As the coronavirus months march on, one thing we have learned quite clearly is that without a test, it’s impossible to tell the difference between cold symptoms and COVID-19. Unfortunately.

Here is my general guidance: If your child is exhibiting any cold or flu-like symptoms it is best practice to keep them home until symptoms improve and yes, it’s still important to test them. Definitely for COVID-19, but maybe for influenza as well, depending on the local circulating rate of the virus.

If it’s just a cold without a fever, the guidance is to stay home for about 48 hours from the onset of symptoms, to be sure that their condition is headed in the right direction. Once you notice symptoms starting to subside, it is safe to resume activities as long as there has been no direct COVID-19 exposure and their test(s) is(are) negative.

If it is a cold with a fever, or temperature of 100.4 degree Fahrenheit or above, it is a clear sign your child should remain home. Assuming the COVID-19 test is negative and there’s no exposure, your child should be fever-free for a full, uninterrupted 24 hours before it is safe to return to school or daycare. Kids should be able to return to school and be productive learners, and in order to do that, they need to feel good.
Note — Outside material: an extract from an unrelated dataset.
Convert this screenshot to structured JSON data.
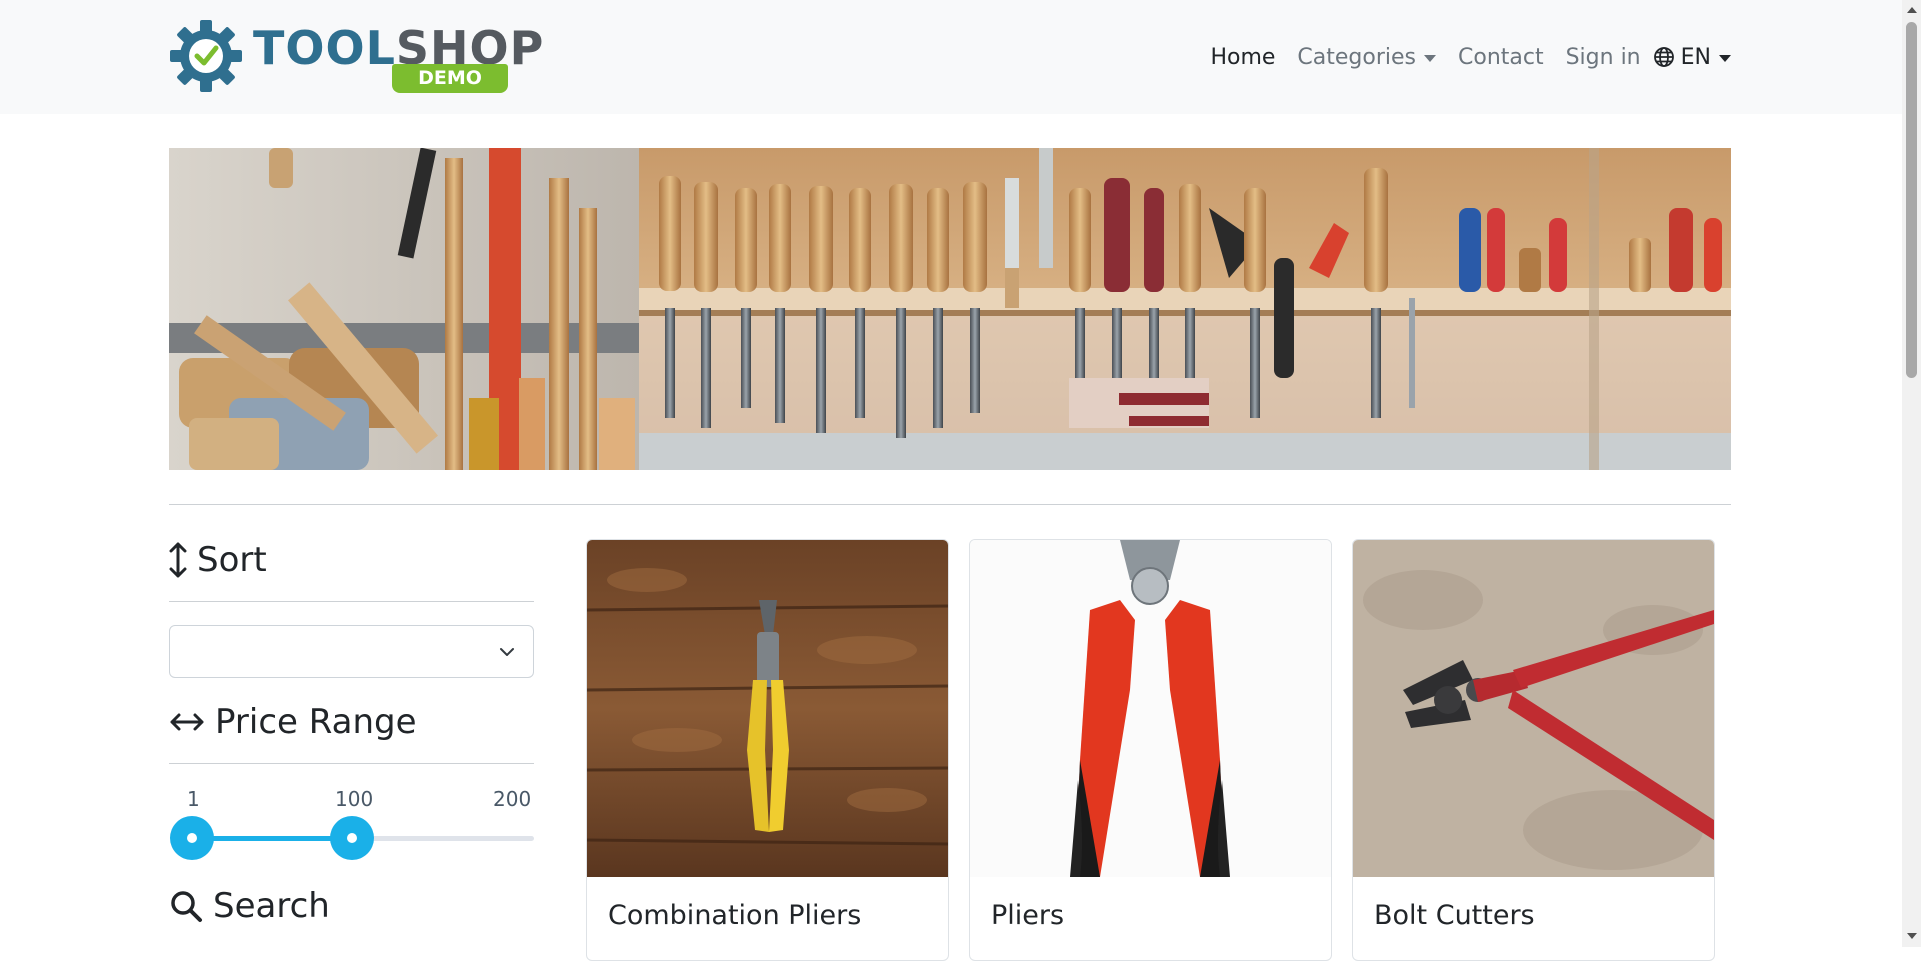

Parents often ask me what they can do to speed up recovery. The short answer is that recovery from viral infection takes time, rest, hydration, and more rest. The big takeaway is that if a child is diagnosed with a viral infection, antibiotics will not help them. In fact, in some situations giving unnecessary antibiotics can make things worse, causing diarrhea and stomach upset. Gentle, supportive recovery methods are the best way to ensure your child starts feeling better sooner. Supportive care can include methods like hydration, ibuprofen and acetaminophen as needed for discomfort, using a humidifier, and plenty of sleep.

As a parent, I know it’s challenging to keep kids home from school, especially since the data show the average 2 year old experiences 6-8 upper respiratory infections per year, each of which can last for 7-10 days, and usually all within the winter months. You can decrease your chances of adding influenza in the mix by getting everyone in your family a flu vaccine. It’s not too late to get the flu shot! And, of course, if you are eligible to receive a COVID-19 vaccine, please proceed. In my experience kids tend to tolerate both immunizations and mild illnesses better than adults, but no one wants to see a little one feel bad. All we, as parents, can do is take the necessary precautions to keep our children and communities safe and healthy. Hang in there, everyone. I’m sending all of my good vibes your way!